We review a trial court's ruling on a motion to suppress evidence for an abuse of discretion. Balentine v. State, 71 S.W.3d 763, 768 (Tex. Crim. App. 2002). We afford almost total deference to the trial court's determination of historical facts supported by the record, especially when the fact findings are based on an evaluation of the witnesses' credibility and demeanor. Guzman v. State, 955 S.W.2d 85, 89 (Tex. Crim. App. 1997). "[W]hen the trial court fails to file findings of fact, we view the evidence in the light most favorable to the trial court's ruling and assume that the trial court made implicit findings of fact that support its ruling as long as those findings are supported by the record." State v. Cullen, 195 S.W.3d 696, 698 (Tex. Crim. App. 2006). We review de novo the court's application of the law to the facts. Guzman, 955 S.W.2d at 89.

Not every encounter between police and citizens implicates the Fourth Amendment. Hunter v. State, 955 S.W.2d 102, 104 (Tex. Crim. App. 1997). A police officer is just as free as any other citizen to stop and ask questions of a fellow citizen. Id. Such encounters are consensual so long as a reasonable person would feel free to disregard the police and go about his business. Id. As in all cases involving a determination of whether a "seizure" has occurred for Fourth Amendment purposes, the particular encounter is assessed by looking at the totality of the circumstances. Id. The test is whether the police conduct would have communicated to a reasonable person that the person was not free to decline the officers' requests or otherwise terminate the encounter. State v. Velasquez, 994 S.W.2d 676, 679 (Tex. Crim. App. 1999)
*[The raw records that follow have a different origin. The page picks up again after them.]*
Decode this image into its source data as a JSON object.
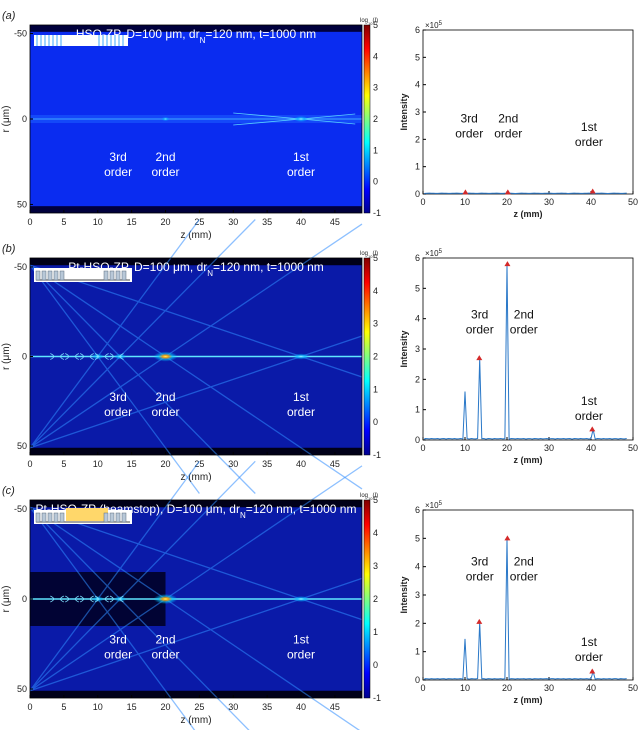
{
  "panels": [
    {
      "letter": "(a)",
      "title": "HSQ-ZP, D=100 μm, drN=120 nm, t=1000 nm",
      "title_parts": [
        "HSQ-ZP, D=100 μm, dr",
        "N",
        "=120 nm, t=1000 nm"
      ],
      "variant": "hsq",
      "map_labels": [
        {
          "text": [
            "3rd",
            "order"
          ],
          "z": 13.0,
          "r": 27
        },
        {
          "text": [
            "2nd",
            "order"
          ],
          "z": 20.0,
          "r": 27
        },
        {
          "text": [
            "1st",
            "order"
          ],
          "z": 40.0,
          "r": 27
        }
      ],
      "intensity_labels": [
        {
          "text": [
            "3rd",
            "order"
          ],
          "z": 11.0,
          "y": 2.1
        },
        {
          "text": [
            "2nd",
            "order"
          ],
          "z": 20.3,
          "y": 2.1
        },
        {
          "text": [
            "1st",
            "order"
          ],
          "z": 39.5,
          "y": 1.8
        }
      ]
    },
    {
      "letter": "(b)",
      "title": "Pt-HSQ-ZP, D=100 μm, drN=120 nm, t=1000 nm",
      "title_parts": [
        "Pt-HSQ-ZP, D=100 μm, dr",
        "N",
        "=120 nm, t=1000 nm"
      ],
      "variant": "pt",
      "map_labels": [
        {
          "text": [
            "3rd",
            "order"
          ],
          "z": 13.0,
          "r": 27
        },
        {
          "text": [
            "2nd",
            "order"
          ],
          "z": 20.0,
          "r": 27
        },
        {
          "text": [
            "1st",
            "order"
          ],
          "z": 40.0,
          "r": 27
        }
      ],
      "intensity_labels": [
        {
          "text": [
            "3rd",
            "order"
          ],
          "z": 13.5,
          "y": 3.55
        },
        {
          "text": [
            "2nd",
            "order"
          ],
          "z": 24.0,
          "y": 3.55
        },
        {
          "text": [
            "1st",
            "order"
          ],
          "z": 39.5,
          "y": 0.7
        }
      ]
    },
    {
      "letter": "(c)",
      "title": "Pt-HSQ-ZP (beamstop), D=100 μm, drN=120 nm, t=1000 nm",
      "title_parts": [
        "Pt-HSQ-ZP (beamstop), D=100 μm, dr",
        "N",
        "=120 nm, t=1000 nm"
      ],
      "variant": "beamstop",
      "map_labels": [
        {
          "text": [
            "3rd",
            "order"
          ],
          "z": 13.0,
          "r": 27
        },
        {
          "text": [
            "2nd",
            "order"
          ],
          "z": 20.0,
          "r": 27
        },
        {
          "text": [
            "1st",
            "order"
          ],
          "z": 40.0,
          "r": 27
        }
      ],
      "intensity_labels": [
        {
          "text": [
            "3rd",
            "order"
          ],
          "z": 13.5,
          "y": 3.55
        },
        {
          "text": [
            "2nd",
            "order"
          ],
          "z": 24.0,
          "y": 3.55
        },
        {
          "text": [
            "1st",
            "order"
          ],
          "z": 39.5,
          "y": 0.7
        }
      ]
    }
  ],
  "colorbar": {
    "label": "log10(I)",
    "label_parts": [
      "log",
      "10",
      "(I)"
    ],
    "ticks": [
      "5",
      "4",
      "3",
      "2",
      "1",
      "0",
      "-1"
    ],
    "range": [
      -1,
      5
    ]
  },
  "chart_data": [
    {
      "type": "heatmap",
      "panel": "(a)",
      "title": "HSQ-ZP, D=100 μm, drN=120 nm, t=1000 nm",
      "xlabel": "z (mm)",
      "ylabel": "r (μm)",
      "xlim": [
        0,
        49
      ],
      "ylim": [
        -55,
        55
      ],
      "xticks": [
        0,
        5,
        10,
        15,
        20,
        25,
        30,
        35,
        40,
        45
      ],
      "yticks": [
        -50,
        0,
        50
      ],
      "colorscale": "jet",
      "zlabel": "log10(I)",
      "zlim": [
        -1,
        5
      ],
      "focal_points_z": [
        13.3,
        20,
        40
      ]
    },
    {
      "type": "line",
      "panel": "(a)",
      "xlabel": "z (mm)",
      "ylabel": "Intensity",
      "xlim": [
        0,
        50
      ],
      "ylim": [
        0,
        6
      ],
      "xticks": [
        0,
        10,
        20,
        30,
        40,
        50
      ],
      "yticks": [
        0,
        1,
        2,
        3,
        4,
        5,
        6
      ],
      "y_multiplier": "×10^5",
      "series": [
        {
          "x": [
            0,
            10,
            13.3,
            20,
            40,
            48
          ],
          "y": [
            0.01,
            0.02,
            0.02,
            0.03,
            0.04,
            0.01
          ]
        }
      ],
      "markers": [
        {
          "z": 10.1,
          "y": 0.06
        },
        {
          "z": 20.2,
          "y": 0.06
        },
        {
          "z": 40.4,
          "y": 0.09
        }
      ]
    },
    {
      "type": "heatmap",
      "panel": "(b)",
      "title": "Pt-HSQ-ZP, D=100 μm, drN=120 nm, t=1000 nm",
      "xlabel": "z (mm)",
      "ylabel": "r (μm)",
      "xlim": [
        0,
        49
      ],
      "ylim": [
        -55,
        55
      ],
      "xticks": [
        0,
        5,
        10,
        15,
        20,
        25,
        30,
        35,
        40,
        45
      ],
      "yticks": [
        -50,
        0,
        50
      ],
      "colorscale": "jet",
      "zlabel": "log10(I)",
      "zlim": [
        -1,
        5
      ],
      "focal_points_z": [
        10,
        13.3,
        20,
        40
      ]
    },
    {
      "type": "line",
      "panel": "(b)",
      "xlabel": "z (mm)",
      "ylabel": "Intensity",
      "xlim": [
        0,
        50
      ],
      "ylim": [
        0,
        6
      ],
      "xticks": [
        0,
        10,
        20,
        30,
        40,
        50
      ],
      "yticks": [
        0,
        1,
        2,
        3,
        4,
        5,
        6
      ],
      "y_multiplier": "×10^5",
      "peaks": [
        {
          "z": 10.0,
          "y": 1.6
        },
        {
          "z": 13.4,
          "y": 2.7
        },
        {
          "z": 20.1,
          "y": 5.8
        },
        {
          "z": 40.3,
          "y": 0.35
        }
      ],
      "markers": [
        {
          "z": 13.4,
          "y": 2.7
        },
        {
          "z": 20.1,
          "y": 5.8
        },
        {
          "z": 40.3,
          "y": 0.35
        }
      ]
    },
    {
      "type": "heatmap",
      "panel": "(c)",
      "title": "Pt-HSQ-ZP (beamstop), D=100 μm, drN=120 nm, t=1000 nm",
      "xlabel": "z (mm)",
      "ylabel": "r (μm)",
      "xlim": [
        0,
        49
      ],
      "ylim": [
        -55,
        55
      ],
      "xticks": [
        0,
        5,
        10,
        15,
        20,
        25,
        30,
        35,
        40,
        45
      ],
      "yticks": [
        -50,
        0,
        50
      ],
      "colorscale": "jet",
      "zlabel": "log10(I)",
      "zlim": [
        -1,
        5
      ],
      "focal_points_z": [
        10,
        13.3,
        20,
        40
      ]
    },
    {
      "type": "line",
      "panel": "(c)",
      "xlabel": "z (mm)",
      "ylabel": "Intensity",
      "xlim": [
        0,
        50
      ],
      "ylim": [
        0,
        6
      ],
      "xticks": [
        0,
        10,
        20,
        30,
        40,
        50
      ],
      "yticks": [
        0,
        1,
        2,
        3,
        4,
        5,
        6
      ],
      "y_multiplier": "×10^5",
      "peaks": [
        {
          "z": 10.0,
          "y": 1.45
        },
        {
          "z": 13.4,
          "y": 2.05
        },
        {
          "z": 20.1,
          "y": 5.0
        },
        {
          "z": 40.3,
          "y": 0.3
        }
      ],
      "markers": [
        {
          "z": 13.4,
          "y": 2.05
        },
        {
          "z": 20.1,
          "y": 5.0
        },
        {
          "z": 40.3,
          "y": 0.3
        }
      ]
    }
  ]
}
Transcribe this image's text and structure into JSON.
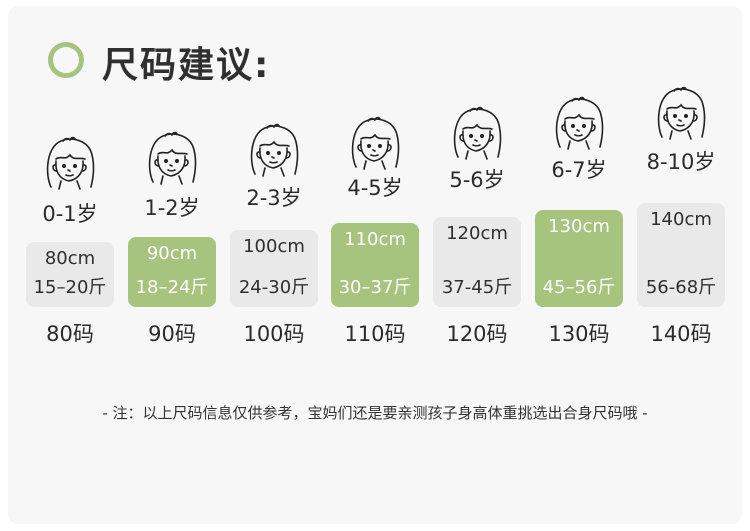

Viewing the evidence in the light most favorable to the trial court's ruling, the trial court implicitly found that Officer Martinez approached Valdez, asked him a few questions, and Valdez voluntarily provided Officer Martinez with his identification. The trial court further implicitly found that Valdez was free to leave even after Officer Martinez requested his identification and was running his name through the computer system. Finally, the trial court implicitly found that a second and possibly third officer did not arrive on the scene until after Valdez was arrested. All of these implicit findings establish a consensual encounter between Officer Martinez and Valdez, not a seizure.

Valdez relies on a line of cases holding that an individual has been "seized" when his driver's license is retained during a consensual encounter because the individual would not reasonably feel free to terminate the encounter. See Hayes v. State, 132 S.W.3d 147, 153 (Tex. App.--Austin 2004, no pet.); United States v. Dortch, 199 F.3d 193, 198 (5th Cir. 1999); United States v. Lambert, 46 F.3d 1064, 1068-69 (10th Cir. 1995). Assuming this line of cases is correct, however, we must defer to the trial court's determination of historical facts. Guzman, 955 S.W.2d at 89. From the testimony, the trial court could have determined that Valdez had not given Officer Martinez his license or that Officer Martinez had not retained the license since he only stated that he ran their names through the computer system. Furthermore, unlike the facts in Hayes, where a second officer stood beside the appellant while the other officer was preoccupied with running a warrant check, 132 S.W.3d at 153, Officer Martinez testified that the second officer did not arrive until after Valdez had been arrested. Accordingly, the trial court did not abuse its discretion in denying the motion to suppress based on its implicit finding that the encounter was consensual and no seizure had occurred.

Conclusion

The trial court's judgment is affirmed.